I understand her decision, even if the “circumstances of (her) birth were not traditional,” because she at least had a “lifetime of warm and friendly encounters” with her father. Her clandestine relationship was personal, never political, and I respect her for doing whatever she could to keep that relationship special, even if she felt imprisoned by it.
Her struggle to have a relationship differs from my struggle to build a life without a relationship, but her words nevertheless forced my father back into my thoughts. She admired her father; I resented mine.
Many in the African-American community, angry with the segregationist stand that her father rode to fame despite his hypocritically intimate relationship with a black woman, wish that Essie Mae Washington-Williams had come forward while he was alive. Her doing so might have exposed Thurmond’s hypocrisy, forcing him to reposition himself on civil rights long before he did.
Her doing so also might have made many African-Americans in the same position — sons and daughters of miscegenation, which, of course, was illegal in the South — feel less ashamed of their dirty secret. Christine Milton, a woman who lives in Los Angeles, said, “For that woman to be so closed mouth, she should be ashamed of herself, especially for trying to protect him” (“Thurmond story stirs emotions,” Los Angeles Times, Dec. 15).
The anger stems from Washington-Williams’ protecting a man who abandoned her, defamed her black heritage with ugly words and powerful legislation, and died without acknowledging her existence in his very public and influential life. Those angry with her should remember that she was a powerless black woman.
Growing up in South Carolina in the 1930s, ’40s and ’50s, she probably was aware of many blacks who were harassed, tortured and killed for far less than what she was expected to do: Stand up to one of the most influential senators of the late 20th century.
Besides, it was Thurmond’s responsibility to acknowledge her and accept her; he was the adult, the parent in the relationship. Don’t ask her or expect her to do something that should have been done by the one with power in the relationship.

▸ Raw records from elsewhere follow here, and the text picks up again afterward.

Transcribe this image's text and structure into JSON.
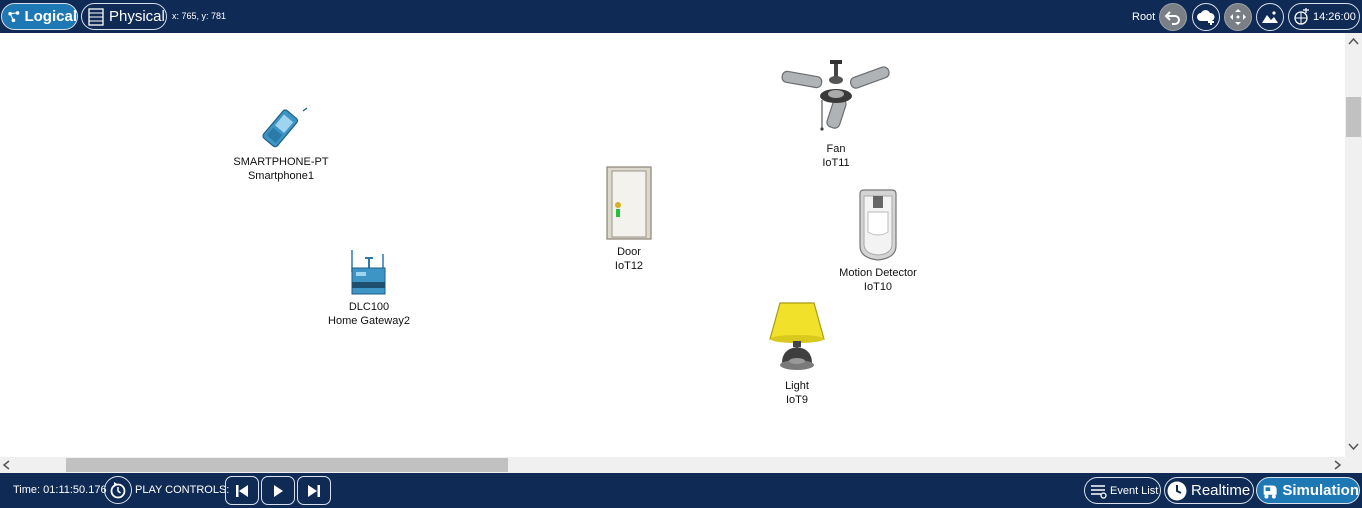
{
  "toolbar": {
    "logical_label": "Logical",
    "physical_label": "Physical",
    "coords": "x: 765, y: 781",
    "root_label": "Root",
    "clock": "14:26:00"
  },
  "devices": [
    {
      "model": "SMARTPHONE-PT",
      "name": "Smartphone1",
      "icon": "smartphone-icon"
    },
    {
      "model": "DLC100",
      "name": "Home Gateway2",
      "icon": "home-gateway-icon"
    },
    {
      "model": "Door",
      "name": "IoT12",
      "icon": "door-icon"
    },
    {
      "model": "Fan",
      "name": "IoT11",
      "icon": "ceiling-fan-icon"
    },
    {
      "model": "Motion Detector",
      "name": "IoT10",
      "icon": "motion-detector-icon"
    },
    {
      "model": "Light",
      "name": "IoT9",
      "icon": "lamp-icon"
    }
  ],
  "bottombar": {
    "time_label": "Time: 01:11:50.176",
    "play_controls_label": "PLAY CONTROLS:",
    "event_list_label": "Event List",
    "realtime_label": "Realtime",
    "simulation_label": "Simulation"
  },
  "colors": {
    "bar_background": "#0f2a54",
    "active_mode": "#1e78b4",
    "canvas": "#ffffff"
  }
}
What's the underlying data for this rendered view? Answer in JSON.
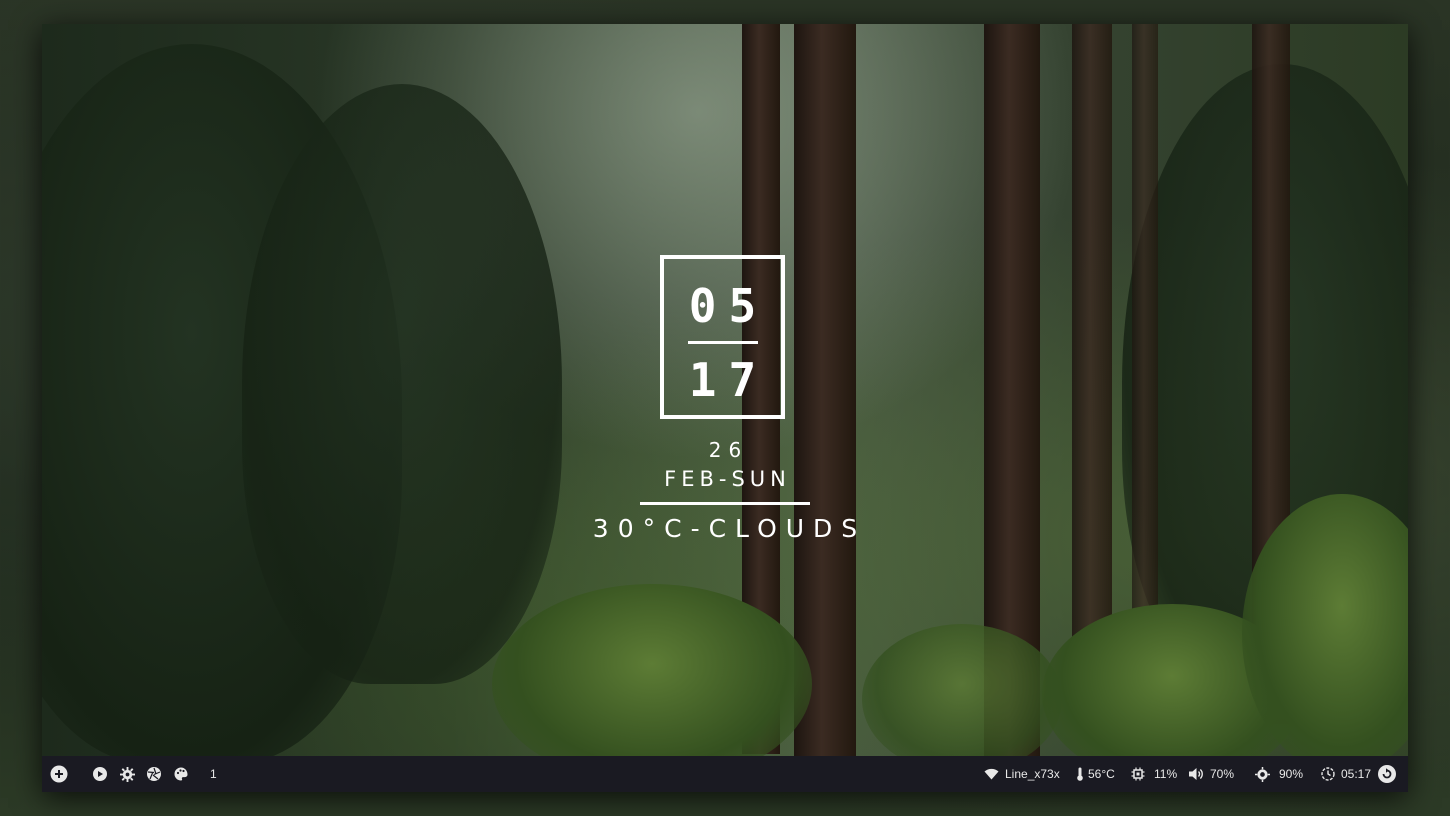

I understand the anger of some, but I choose to admire her, because she nurtured a relationship. Even if it was distant, it existed. Even as she heard him speak scornful words about our people and watched him pass ruinous legislation designed to retard our development and deny us our rights, and felt him deny her publicly, she still nurtured a personal relationship with him.
I never saw my father after he returned to Uganda, and I rarely heard from him. His occasional letters only incited my anger, so I did nothing to make the relationship work, even as I grew into adulthood.
My mother-in-law and the headmaster of the school where I teach both encouraged me to rekindle the relationship. My headmaster even offered to pay for my traveling to Africa to meet my father. But I refused to do so, partly out of my own obstinacy and ignorance, and partly out of respect for my mother: He abandoned her, too, when he left. With more maturity and perspective than I had, Washington-Williams had something that I will never have, and I envy her.
My oldest son is 4 years old — the same age I was when my father left. Seeing him and how vulnerable he is, how much he needs me, only makes me yearn for my father more. I cannot make up for what he did, but I can stay involved in my son’s life and make sure he never needs to write an essay like this one; he will never question how I feel about him, publicly or privately, because I will always be there for him.
Washington-Williams, in acknowledging her relationship to Thurmond, noted, according to The Associated Press, “I feel as though a great weight has been lifted. I am Essie Mae Washington-Williams, and at last I feel completely free.”
She proudly states who she is, and she has reclaimed her history, in part, by forgiving the man who trespassed against her. In this holiday season, as we try to figure out what we should give our loved ones, I hope that all fathers refuse to weigh down their children and to shackle them with doubt and instead validate their children, share their history with them and give them the gift of time.